I picked up this book that I was going to read while on vacation in a couple of weeks, but I kind of started reading it. Well I didn't start I started and finished it in less than a week. It is one of those books that you can't put down. The book is"I will carry You," written by Angie Smith. It is fabulous and a great read for everyone. Angie found out when she was 18 weeks along that her baby had many health issues that would cause her to die in the womb or shortly after being born. I am sure many of you had followed her story. I had heard about her but I was pregnant and wanted to stay as far away from stories like this. I guess I thought if I got to close it might happen to my baby. How naive we are.
After losing Elias I have found many people linking to her blog so I decided to get caught up and read her story of Audrey Caroline who she decided to carry even with an outcome that was not promising. What a brave and courageous woman.

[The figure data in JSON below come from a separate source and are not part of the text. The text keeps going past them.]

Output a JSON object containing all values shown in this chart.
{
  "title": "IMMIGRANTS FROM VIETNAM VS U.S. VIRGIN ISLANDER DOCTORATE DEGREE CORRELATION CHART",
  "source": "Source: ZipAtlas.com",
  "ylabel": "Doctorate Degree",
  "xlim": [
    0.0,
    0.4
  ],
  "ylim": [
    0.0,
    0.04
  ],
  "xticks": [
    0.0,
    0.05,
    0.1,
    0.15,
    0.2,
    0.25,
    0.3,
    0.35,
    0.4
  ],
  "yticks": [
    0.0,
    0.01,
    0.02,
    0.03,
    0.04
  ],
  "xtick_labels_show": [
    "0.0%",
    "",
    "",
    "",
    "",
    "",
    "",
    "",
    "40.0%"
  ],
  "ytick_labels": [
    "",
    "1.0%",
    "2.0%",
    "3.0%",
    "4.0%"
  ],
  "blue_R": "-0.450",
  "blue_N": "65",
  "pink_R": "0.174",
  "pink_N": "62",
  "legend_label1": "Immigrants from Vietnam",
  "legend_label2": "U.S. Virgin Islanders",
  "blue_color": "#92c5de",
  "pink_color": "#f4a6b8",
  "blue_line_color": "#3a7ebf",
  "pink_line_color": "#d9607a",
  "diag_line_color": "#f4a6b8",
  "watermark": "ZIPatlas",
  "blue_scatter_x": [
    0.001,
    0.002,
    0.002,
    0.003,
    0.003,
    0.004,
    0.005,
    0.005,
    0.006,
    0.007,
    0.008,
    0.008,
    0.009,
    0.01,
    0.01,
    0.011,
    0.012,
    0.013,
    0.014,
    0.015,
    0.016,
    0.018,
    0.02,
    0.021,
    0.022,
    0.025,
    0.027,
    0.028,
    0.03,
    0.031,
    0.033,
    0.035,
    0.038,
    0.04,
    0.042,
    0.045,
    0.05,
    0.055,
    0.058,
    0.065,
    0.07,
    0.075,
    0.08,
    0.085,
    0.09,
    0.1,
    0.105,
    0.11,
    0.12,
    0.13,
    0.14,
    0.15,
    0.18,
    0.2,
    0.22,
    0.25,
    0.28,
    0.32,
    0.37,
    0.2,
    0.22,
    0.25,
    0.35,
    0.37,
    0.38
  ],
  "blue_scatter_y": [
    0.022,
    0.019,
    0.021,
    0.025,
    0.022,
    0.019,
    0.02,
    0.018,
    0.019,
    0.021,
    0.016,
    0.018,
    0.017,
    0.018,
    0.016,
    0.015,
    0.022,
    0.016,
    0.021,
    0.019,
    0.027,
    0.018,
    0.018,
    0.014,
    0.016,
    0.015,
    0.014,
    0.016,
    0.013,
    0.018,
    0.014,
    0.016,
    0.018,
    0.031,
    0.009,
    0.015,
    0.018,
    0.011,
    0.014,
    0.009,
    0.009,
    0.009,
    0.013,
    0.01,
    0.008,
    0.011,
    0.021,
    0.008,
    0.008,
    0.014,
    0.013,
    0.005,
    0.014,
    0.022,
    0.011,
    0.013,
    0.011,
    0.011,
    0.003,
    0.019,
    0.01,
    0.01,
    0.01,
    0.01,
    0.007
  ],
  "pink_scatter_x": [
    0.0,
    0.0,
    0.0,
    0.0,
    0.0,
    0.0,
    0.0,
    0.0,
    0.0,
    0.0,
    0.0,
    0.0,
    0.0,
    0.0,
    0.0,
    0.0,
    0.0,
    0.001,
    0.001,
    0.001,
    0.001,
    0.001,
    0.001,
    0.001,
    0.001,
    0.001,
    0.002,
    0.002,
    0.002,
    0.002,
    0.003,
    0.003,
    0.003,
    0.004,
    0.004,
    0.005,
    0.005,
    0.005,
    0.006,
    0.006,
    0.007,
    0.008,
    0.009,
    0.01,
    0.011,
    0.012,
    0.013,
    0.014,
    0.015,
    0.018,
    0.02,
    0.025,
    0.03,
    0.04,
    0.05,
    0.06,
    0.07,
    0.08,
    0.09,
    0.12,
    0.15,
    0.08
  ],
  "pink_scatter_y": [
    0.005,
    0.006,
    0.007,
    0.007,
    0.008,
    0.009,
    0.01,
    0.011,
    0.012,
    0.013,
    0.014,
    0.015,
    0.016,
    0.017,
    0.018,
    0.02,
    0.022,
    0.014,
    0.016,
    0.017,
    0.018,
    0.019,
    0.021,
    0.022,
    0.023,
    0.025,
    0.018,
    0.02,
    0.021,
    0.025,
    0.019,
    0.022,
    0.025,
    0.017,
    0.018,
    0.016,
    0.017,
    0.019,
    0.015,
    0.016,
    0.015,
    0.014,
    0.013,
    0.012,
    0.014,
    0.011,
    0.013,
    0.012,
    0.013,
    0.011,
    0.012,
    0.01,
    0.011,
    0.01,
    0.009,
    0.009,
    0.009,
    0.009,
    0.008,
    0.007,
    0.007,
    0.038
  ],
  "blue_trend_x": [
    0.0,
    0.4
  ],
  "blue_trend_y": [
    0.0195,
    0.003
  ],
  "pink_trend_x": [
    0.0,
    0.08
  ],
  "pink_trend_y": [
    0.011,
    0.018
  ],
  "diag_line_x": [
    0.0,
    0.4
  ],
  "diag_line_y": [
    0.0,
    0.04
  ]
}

Yesterday I was reading her book and I read something that literally took my breath away. It was a prayer and I would like to share it with you.
This is what she wrote on page 153 of her book the page I will have marked for a long, long time.
Lord Jesus, I am asking for Your presence to fill the room of the person holding this book. I ask that You remind him or her that Your power is made perfect in weakness and that the battle raging against us is no match for You. In Your powerful name, I command Satan to leave this home.Leave this marriage alone. Stop whispering lies about the circumstances of death and the belief that we could have done anything differently. Silence the lies the enemy has thrown to us. You have no right here, Satan, and we rebuke you in the name of the Savior. Jesus, bind his hands so that he will no longer wreak havoc in the lives of these precious parents. We bring them to you and lay them on Your altar, eagerly awaiting the day when You will redeem what we have lost. Amen.
This prayer spoke volume to me. I immediately put my hand over my mouth and sobbed like a baby. This is exactly how I have been feeling. I know in my heart this is an attack from the devil but I don't think I was strong enough to even acknowledge it. He has come into our house many times through these last 7 months and has created lots and lots of havoc in every area. I felt like the blinders were removed yesterday. I will be saying this prayer fervently as to keep the enemy away.